We both love risotto at any time of year. It’s a blank canvas for whatever happens to be in season at the time. Pumpkin risotto in the autumn, kale in winter, beetroot in late summer… and to add to that list we now have asparagus and broad bean risotto in June. You’ll find all my seasonal risotto recipes on the blog.
It’s cooked in the simplest possible way with the veggies added right at the end so that they retain their flavour and subtle crunch. But what good are broad beans in a risotto if they’re not shelled and skinned? As soon as I expressed the desire to skin the broad beans my usually-very-enthusiastic-about-cooking husband, dropped the idea of the risotto like a hot potato. He took some convincing with a suggestion to blanche the broad beans first to make the tough skins easier to remove.
So we double-podded the broad beans, removed the skins of the beans themselves after discarding the outer pods leaving only the sweet green kernels to add to the risotto. A bit of a faff. But so worth it if your tastebuds are as refined as mine. My husband did mutter something about ‘this isn’t a fine dining restaurant you know’ as he popped them open one by one. But even he agreed it’s worth the effort in the end. The trick is to boil the beans for two minutes after removing the outer pods and then blanche them in cold water. You can then pierce the outer skin with your nails and squeeze out the insides.

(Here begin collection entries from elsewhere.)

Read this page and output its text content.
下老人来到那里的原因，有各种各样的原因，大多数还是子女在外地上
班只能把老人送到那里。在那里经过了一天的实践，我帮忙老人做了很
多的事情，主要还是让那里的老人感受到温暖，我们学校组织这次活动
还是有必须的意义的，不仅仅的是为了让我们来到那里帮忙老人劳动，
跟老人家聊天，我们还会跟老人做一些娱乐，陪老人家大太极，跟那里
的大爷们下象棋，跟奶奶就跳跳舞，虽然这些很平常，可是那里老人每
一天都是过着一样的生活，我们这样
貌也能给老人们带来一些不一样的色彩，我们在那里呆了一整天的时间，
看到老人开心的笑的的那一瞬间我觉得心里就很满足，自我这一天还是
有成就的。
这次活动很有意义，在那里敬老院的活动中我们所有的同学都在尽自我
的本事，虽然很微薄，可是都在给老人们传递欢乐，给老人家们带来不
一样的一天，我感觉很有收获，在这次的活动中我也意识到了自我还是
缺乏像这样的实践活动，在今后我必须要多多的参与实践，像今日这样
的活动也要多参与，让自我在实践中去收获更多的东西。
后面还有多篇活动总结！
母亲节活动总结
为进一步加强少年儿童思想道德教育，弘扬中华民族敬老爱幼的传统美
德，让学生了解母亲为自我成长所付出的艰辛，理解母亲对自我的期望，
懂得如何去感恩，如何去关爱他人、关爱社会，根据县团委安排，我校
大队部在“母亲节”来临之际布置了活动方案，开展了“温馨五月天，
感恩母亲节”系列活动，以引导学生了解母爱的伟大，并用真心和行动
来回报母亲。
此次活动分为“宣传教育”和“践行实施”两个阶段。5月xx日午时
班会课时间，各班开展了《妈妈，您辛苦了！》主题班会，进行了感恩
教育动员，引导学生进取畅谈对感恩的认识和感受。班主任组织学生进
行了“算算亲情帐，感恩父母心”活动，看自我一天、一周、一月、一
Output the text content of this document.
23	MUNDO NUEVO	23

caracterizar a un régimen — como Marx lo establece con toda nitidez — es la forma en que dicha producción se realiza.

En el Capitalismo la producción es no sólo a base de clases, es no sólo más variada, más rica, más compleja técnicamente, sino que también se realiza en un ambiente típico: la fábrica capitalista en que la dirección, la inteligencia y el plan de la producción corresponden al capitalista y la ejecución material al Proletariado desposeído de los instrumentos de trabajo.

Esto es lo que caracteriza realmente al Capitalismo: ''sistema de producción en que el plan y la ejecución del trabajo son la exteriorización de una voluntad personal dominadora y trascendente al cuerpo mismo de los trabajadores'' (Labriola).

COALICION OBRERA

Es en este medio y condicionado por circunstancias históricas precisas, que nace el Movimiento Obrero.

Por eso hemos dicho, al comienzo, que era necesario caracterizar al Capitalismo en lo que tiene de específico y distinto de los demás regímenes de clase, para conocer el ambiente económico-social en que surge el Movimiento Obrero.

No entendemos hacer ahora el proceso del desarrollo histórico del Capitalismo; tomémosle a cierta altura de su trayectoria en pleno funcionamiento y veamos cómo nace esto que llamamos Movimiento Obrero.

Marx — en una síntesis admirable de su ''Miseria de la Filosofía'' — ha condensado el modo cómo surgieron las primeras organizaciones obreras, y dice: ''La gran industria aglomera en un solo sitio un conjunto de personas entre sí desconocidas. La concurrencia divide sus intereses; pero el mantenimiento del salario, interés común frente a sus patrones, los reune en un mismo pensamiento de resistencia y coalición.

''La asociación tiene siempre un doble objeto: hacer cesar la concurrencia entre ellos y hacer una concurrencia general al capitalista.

To top the dish off we added some chive flowers. My garden is buzzing with bees again and these chive flowers are what they make a beeline for (quite literally!). I’ve always loved the purple pom pom flowers that adorn our chive pot at this time of year but only recently discovered how edible they are. The purple balls that top each chive stem are actually made up of dozens of tiny purple flowers. You can snip them off and sprinkle over your dish for colour, flavour and to give the humble risotto the va-va-voom it deserves. They taste of…well… chives, so no surprise there. Tiny oniony flavour grenades ready to go off on your tongue.
So there you have it, spring on my plate…
1 medium onion
4 sticks of celery
4 cloves of garlic
160g carnaroli rice
150ml white wine
650ml chicken or vegetable stock
1 sprig of lemon thyme
1 fresh bay leaf
300g asparagus, washed and chopped into 2.5cm pieces
150g broad beans, weighed after double podding (see above)
Olive oil for frying
50g vegetarian parmesan cheese, grated
Salt and black pepper
One chive flower (optional)
Double pod the broad beans and set aside.
Fry the garlic, celery and onion in olive oil gently for 5-10 minutes to soften well without adding much colour.
Meanwhile, warm up the stock in a separate pan.
Add the rice and stir to coat in oil.
Add the thyme and bay leaf. Stir again for a minute or two.
Add the white wine and stir until it’s fully absorbed by the rice.
Season with salt.
Add stock a ladle full at a time allowing the rice to almost fully absorb it before the next. Stir regularly.
When the risotto is nearly done, fry the asparagus gently in olive oil in a separate pan until just cooked.
When the rice is cooked and the risotto is still runny (not stodgy) turn off the heat, throw in the broad beans and asparagus and stir.
Then add the butter, parmesan and black pepper. Stir once more, put the lid on the pan and leave for 2 minutes before serving.
Garnish with a sprinkling of chive flowers and more parmesan if you like it. Eat straight away.